Because he was a budding astronaut, Chiao says, “I noticed the glaring technical problems.” But he’s been a Star Wars fan nonetheless.
Chiao enjoys sci-fi films – his all-time favorite is the 1968 classic “2001: A Space Odyssey.” “I saw the Martian, and it was good. They made it more dramatic at the end than they had to.”
And, he noticed the casting. “Look at ‘The Martian.’ You don’t really see Asians.”
At least in the real world instead of Hollywood, Chiao is trying to change that. He wants to empower the next generation of Asian American kids to grow up knowing they can be astronauts.
“I have a presentation geared towards that – Asian American kids,” he says. “I talk about that experience.
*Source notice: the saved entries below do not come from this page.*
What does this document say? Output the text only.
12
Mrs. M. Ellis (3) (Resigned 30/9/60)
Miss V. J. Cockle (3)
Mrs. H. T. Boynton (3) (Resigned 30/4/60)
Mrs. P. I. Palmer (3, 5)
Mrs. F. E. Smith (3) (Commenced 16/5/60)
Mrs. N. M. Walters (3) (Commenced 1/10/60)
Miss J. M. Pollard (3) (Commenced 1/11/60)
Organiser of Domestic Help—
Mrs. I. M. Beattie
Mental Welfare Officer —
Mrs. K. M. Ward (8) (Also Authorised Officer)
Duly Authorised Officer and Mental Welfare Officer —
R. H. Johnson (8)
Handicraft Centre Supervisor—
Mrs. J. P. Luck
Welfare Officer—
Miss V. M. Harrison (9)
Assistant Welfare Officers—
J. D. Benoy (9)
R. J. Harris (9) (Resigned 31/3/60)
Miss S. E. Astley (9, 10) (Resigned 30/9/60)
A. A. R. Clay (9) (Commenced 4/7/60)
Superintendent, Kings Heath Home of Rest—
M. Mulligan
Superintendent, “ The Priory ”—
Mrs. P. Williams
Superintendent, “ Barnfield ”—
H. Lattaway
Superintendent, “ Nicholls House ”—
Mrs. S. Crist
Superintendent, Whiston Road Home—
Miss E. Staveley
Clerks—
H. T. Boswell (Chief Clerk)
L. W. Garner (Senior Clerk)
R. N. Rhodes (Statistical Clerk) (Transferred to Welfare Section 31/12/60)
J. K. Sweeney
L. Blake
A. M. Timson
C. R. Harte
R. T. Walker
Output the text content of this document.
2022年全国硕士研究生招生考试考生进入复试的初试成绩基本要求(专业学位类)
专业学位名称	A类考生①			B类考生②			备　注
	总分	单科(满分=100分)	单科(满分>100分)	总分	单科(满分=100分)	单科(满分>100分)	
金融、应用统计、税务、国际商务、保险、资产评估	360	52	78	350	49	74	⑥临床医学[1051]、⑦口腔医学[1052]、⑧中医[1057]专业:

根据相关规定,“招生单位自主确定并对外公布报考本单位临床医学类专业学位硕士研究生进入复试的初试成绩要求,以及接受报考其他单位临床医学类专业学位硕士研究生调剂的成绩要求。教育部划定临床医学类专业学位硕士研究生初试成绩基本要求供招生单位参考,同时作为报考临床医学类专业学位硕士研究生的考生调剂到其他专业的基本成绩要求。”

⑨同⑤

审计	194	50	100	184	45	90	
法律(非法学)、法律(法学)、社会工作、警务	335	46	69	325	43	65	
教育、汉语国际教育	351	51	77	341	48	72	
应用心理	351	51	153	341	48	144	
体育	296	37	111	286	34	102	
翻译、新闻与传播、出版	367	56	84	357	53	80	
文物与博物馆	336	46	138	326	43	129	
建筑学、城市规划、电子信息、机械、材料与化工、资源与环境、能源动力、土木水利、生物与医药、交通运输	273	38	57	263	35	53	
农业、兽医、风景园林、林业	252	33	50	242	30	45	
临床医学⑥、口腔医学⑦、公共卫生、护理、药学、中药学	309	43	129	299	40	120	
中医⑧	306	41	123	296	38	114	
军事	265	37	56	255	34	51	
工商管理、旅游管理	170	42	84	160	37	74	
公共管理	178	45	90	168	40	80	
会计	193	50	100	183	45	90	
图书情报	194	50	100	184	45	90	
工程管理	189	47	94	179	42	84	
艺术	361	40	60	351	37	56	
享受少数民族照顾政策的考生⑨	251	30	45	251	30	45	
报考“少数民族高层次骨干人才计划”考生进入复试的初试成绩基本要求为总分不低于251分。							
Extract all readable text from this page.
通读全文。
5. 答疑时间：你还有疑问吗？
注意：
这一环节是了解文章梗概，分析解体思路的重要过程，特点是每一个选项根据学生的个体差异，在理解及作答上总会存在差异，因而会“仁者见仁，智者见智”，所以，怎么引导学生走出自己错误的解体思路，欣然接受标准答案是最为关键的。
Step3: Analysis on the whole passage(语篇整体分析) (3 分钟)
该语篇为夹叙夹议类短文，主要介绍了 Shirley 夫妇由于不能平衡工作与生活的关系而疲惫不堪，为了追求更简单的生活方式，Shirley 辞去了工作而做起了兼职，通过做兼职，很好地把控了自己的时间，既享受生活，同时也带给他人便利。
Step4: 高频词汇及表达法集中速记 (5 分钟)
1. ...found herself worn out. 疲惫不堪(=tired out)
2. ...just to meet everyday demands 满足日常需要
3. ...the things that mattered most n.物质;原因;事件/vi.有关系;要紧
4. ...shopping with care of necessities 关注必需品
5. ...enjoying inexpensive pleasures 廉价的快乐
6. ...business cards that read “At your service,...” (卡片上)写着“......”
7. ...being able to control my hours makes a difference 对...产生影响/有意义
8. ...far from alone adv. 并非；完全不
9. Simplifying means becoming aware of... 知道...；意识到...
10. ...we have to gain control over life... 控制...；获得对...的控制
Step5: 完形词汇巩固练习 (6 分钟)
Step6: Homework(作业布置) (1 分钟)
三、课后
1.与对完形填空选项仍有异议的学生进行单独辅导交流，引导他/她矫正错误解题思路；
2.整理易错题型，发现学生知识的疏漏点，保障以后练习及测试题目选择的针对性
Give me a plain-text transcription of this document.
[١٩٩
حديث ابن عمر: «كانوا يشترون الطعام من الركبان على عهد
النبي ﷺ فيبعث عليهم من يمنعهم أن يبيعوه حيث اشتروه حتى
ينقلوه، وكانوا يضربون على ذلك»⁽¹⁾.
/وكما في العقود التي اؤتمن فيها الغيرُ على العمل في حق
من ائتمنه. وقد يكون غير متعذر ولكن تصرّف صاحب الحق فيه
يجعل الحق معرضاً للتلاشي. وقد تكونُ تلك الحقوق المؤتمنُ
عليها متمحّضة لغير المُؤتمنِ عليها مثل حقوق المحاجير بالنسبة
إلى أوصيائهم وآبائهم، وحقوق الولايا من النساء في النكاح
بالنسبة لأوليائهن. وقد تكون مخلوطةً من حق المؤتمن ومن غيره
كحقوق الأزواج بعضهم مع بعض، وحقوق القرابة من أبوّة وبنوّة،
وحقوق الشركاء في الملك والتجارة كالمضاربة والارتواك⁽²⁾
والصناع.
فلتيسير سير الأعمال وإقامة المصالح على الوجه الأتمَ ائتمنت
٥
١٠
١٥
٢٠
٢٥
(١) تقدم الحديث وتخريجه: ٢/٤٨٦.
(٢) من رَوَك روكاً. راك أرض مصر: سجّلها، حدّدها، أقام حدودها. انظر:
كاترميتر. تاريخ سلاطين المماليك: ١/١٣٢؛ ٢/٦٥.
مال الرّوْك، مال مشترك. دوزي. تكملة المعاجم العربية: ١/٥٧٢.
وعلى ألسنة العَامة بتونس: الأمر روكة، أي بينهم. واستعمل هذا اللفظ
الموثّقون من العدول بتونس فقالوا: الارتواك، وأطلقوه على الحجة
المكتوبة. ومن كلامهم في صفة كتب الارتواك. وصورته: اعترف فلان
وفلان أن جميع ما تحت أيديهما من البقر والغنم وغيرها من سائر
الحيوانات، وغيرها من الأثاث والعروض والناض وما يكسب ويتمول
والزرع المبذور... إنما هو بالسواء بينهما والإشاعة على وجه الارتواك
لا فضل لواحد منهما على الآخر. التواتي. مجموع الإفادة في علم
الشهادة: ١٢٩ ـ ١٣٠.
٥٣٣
I vowed to be better than every one of those (bullies). There’s messaging about standing up for yourself.”
He started a company, One Orbit, that’s not necessarily geared toward Asian kids, but “overcoming fear of STEAM (Science, Technology, Engineering, Art and Math), fear of math, overcoming bullying,” he says.
He wants to see Asian Americans in leadership positions – and in space. In Hollywood too. He wants AAPIs to shout about themselves and reach for the stars.
“I grew up in a dual-culture world. It’s very Asian to not blow your own horn. Instead, it’s been work hard, keep your head down. That doesn’t work in Western culture. You do have to promote yourself. Otherwise they won’t know.”